Rare earths: Toyota develops lower-neodymium NdFeB magnets
Posted on 26th February 2018 in General News, Roskill Weekly Round-up

A media storm developed this week surrounding Toyota’s announcement that it is developing NdFeB magnets using the abundant light rare earths lanthanum and cerium to replace up to half of the use of heavier neodymium and to replace, entirely, the use of dysprosium and terbium.
The magnets are expected to be rolled out, initially, in the power steering of Toyota vehicles and in other traditional automotive applications during the first half of the 2020s. Many media outlets have failed to note, however, that use of this new technology in higher-performance magnets for the drivetrain of electric vehicles (EVs) will come later, possibly sometime ‘within the next 10 years’. In the meantime, Toyota plans to work on further enhancement of magnet performance.

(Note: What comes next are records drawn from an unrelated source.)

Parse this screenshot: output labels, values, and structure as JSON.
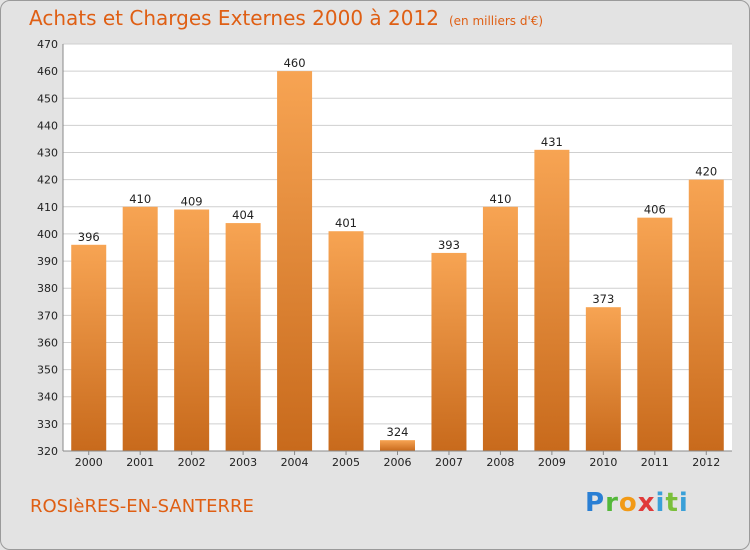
{
  "header": {
    "title": "Achats et Charges Externes 2000 à 2012",
    "subtitle": "(en milliers d'€)"
  },
  "footer": {
    "commune": "ROSIèRES-EN-SANTERRE",
    "logo": "Proxiti"
  },
  "colors": {
    "bar_top": "#f7a453",
    "bar_bottom": "#c86a1c",
    "title": "#df5f14",
    "grid": "#cfcfcf"
  },
  "chart_data": {
    "type": "bar",
    "title": "Achats et Charges Externes 2000 à 2012",
    "subtitle": "(en milliers d'€)",
    "categories": [
      "2000",
      "2001",
      "2002",
      "2003",
      "2004",
      "2005",
      "2006",
      "2007",
      "2008",
      "2009",
      "2010",
      "2011",
      "2012"
    ],
    "values": [
      396,
      410,
      409,
      404,
      460,
      401,
      324,
      393,
      410,
      431,
      373,
      406,
      420
    ],
    "ylim": [
      320,
      470
    ],
    "yticks": [
      320,
      330,
      340,
      350,
      360,
      370,
      380,
      390,
      400,
      410,
      420,
      430,
      440,
      450,
      460,
      470
    ],
    "grid": true,
    "xlabel": "",
    "ylabel": ""
  }
}
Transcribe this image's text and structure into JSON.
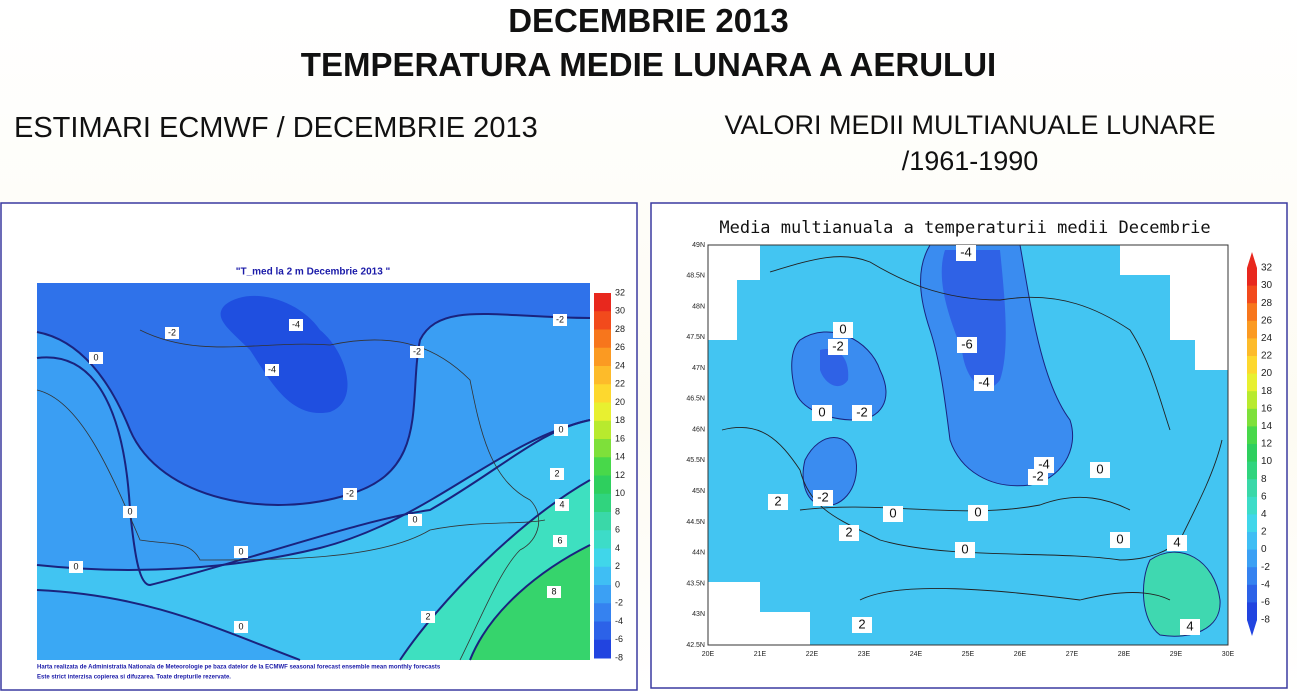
{
  "header": {
    "title_lines": [
      "DECEMBRIE 2013",
      "TEMPERATURA MEDIE LUNARA A AERULUI"
    ]
  },
  "left": {
    "heading": "ESTIMARI ECMWF / DECEMBRIE 2013"
  },
  "right": {
    "heading_lines": [
      "VALORI MEDII MULTIANUALE LUNARE",
      "/1961-1990"
    ]
  },
  "left_map": {
    "title": "\"T_med la 2 m Decembrie 2013 \"",
    "colorbar_ticks": [
      32,
      30,
      28,
      26,
      24,
      22,
      20,
      18,
      16,
      14,
      12,
      10,
      8,
      6,
      4,
      2,
      0,
      -2,
      -4,
      -6,
      -8
    ],
    "contour_labels": [
      -4,
      -2,
      -4,
      -2,
      -2,
      0,
      0,
      -2,
      2,
      0,
      0,
      4,
      0,
      6,
      0,
      8,
      2,
      0
    ],
    "footer_lines": [
      "Harta realizata de Administratia Nationala de Meteorologie pe baza datelor de la ECMWF seasonal forecast ensemble mean monthly forecasts",
      "Este strict interzisa copierea si difuzarea. Toate drepturile rezervate."
    ]
  },
  "right_map": {
    "title": "Media multianuala a temperaturii medii Decembrie",
    "y_labels": [
      "49N",
      "48.5N",
      "48N",
      "47.5N",
      "47N",
      "46.5N",
      "46N",
      "45.5N",
      "45N",
      "44.5N",
      "44N",
      "43.5N",
      "43N",
      "42.5N"
    ],
    "x_labels": [
      "20E",
      "21E",
      "22E",
      "23E",
      "24E",
      "25E",
      "26E",
      "27E",
      "28E",
      "29E",
      "30E"
    ],
    "colorbar_ticks": [
      32,
      30,
      28,
      26,
      24,
      22,
      20,
      18,
      16,
      14,
      12,
      10,
      8,
      6,
      4,
      2,
      0,
      -2,
      -4,
      -6,
      -8
    ],
    "contour_labels": [
      -4,
      0,
      -2,
      -6,
      -4,
      0,
      -2,
      -4,
      -2,
      0,
      2,
      -2,
      0,
      0,
      2,
      0,
      0,
      4,
      2,
      4
    ]
  }
}
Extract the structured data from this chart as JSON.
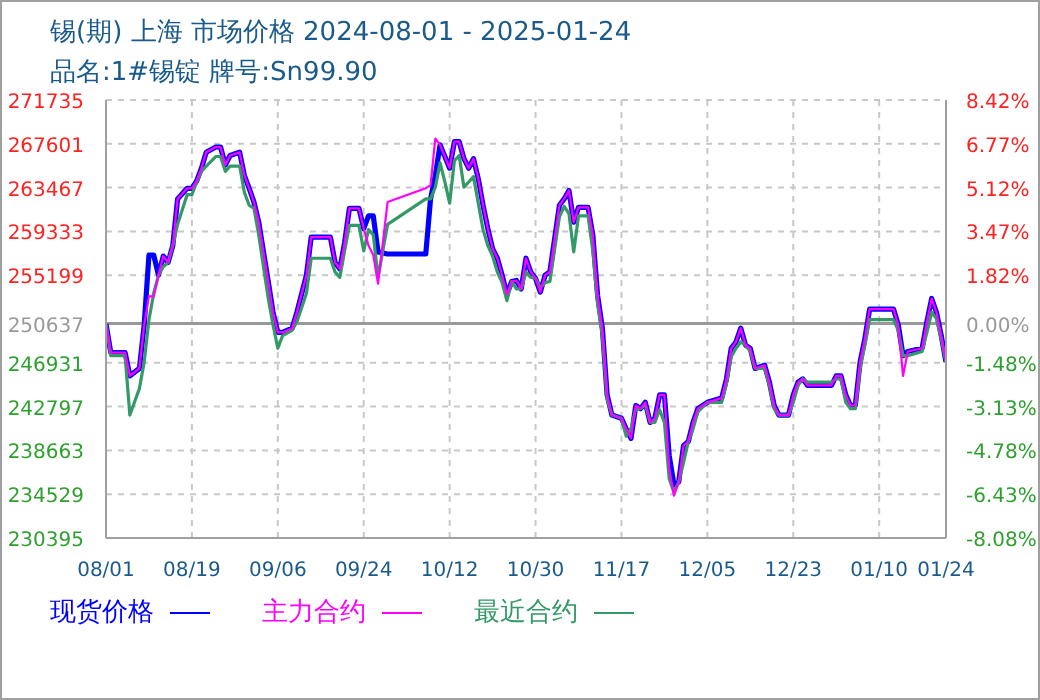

Simple replacement of neodymium with lanthanum/cerium typically results in a reduction of coercivity at high temperatures. To maintain coercivity, Toyota has implemented three technological developments: grain refinement, a two-layered high-performance grain surface, a specific alloying ratio for lanthanum and cerium.
Roskill view: Excitement has stemmed from growing concern over a rising neodymium deficit that is currently being met by stocks. Rare earths, mainly neodymium, make up around a third of the weight of NdFeB magnets. Small size NdFeBs are used in a wide range of applications, but it is the increasing use of large size NdFeBs (weighing up to several kgs) in EV drivetrains and, to a lesser extent, wind turbines, that is widening the gap between neodymium supply and demand.
The use of dysprosium in NdFeB magnets for low-temperature applications (such has wind turbines) has already been significantly reduced or removed entirely. Dysprosium is still required in magnets for NEVs and other high-temperature applications to maintain performance. Use of terbium in NdFeBs has effectively been removed for a number of years.